Being the best is something Mazzone thinks a lot about, something he also shares with Mr. Brainwash. Both trade heavily in celebrity iconography, comics and Warhol references. Mazzone's pieces double as an Oprah-style vision board: if you look at them at just the right angle, you might unlock secrets of how to be beautiful and rich.

"A lot of subjects I have chosen, they didn't grow up in the easiest life. They struggled to get where they were," Mazzone told VICE. "They're all very successful people in the end, obviously.
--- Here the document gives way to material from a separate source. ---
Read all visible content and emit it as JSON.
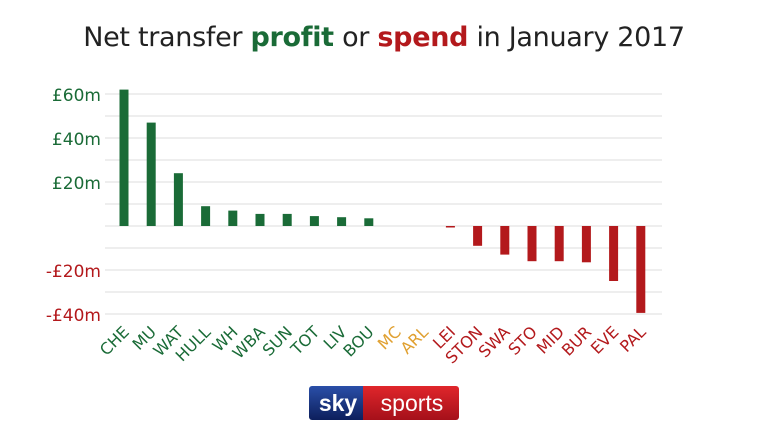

That's just something I can relate to—that hard work pays off."

When asked if his life as a mortgage broker inspires his art, Mazzone is hesitant at first, but suggests his "insane" work ethic has perhaps played a role. "There's a business to it, it really is a 14, 15-hour a day job," Mazzone said, adding he's always on his phone, occasionally flying to Miami for meetings. "I work more hours than I ever did [as a broker]."

That Mazzone includes Bay Street trader Wekerle's "next Warhol" blurb in his press material might count as further proof of that hard sales hustle background. "It's definitely an honour," he earnestly told me of the comparison. "If I could fill half of Andy Warhol's shoes then I'd feel very accomplished."

Of course, someone who makes pop art inspired portraits of celebrities is borrowing from Warhol, not making moves to some day eclipse his career. That's why Mazzone is more like the next Mr. Brainwash: there's a prank in here somewhere, I just can't figure out on who.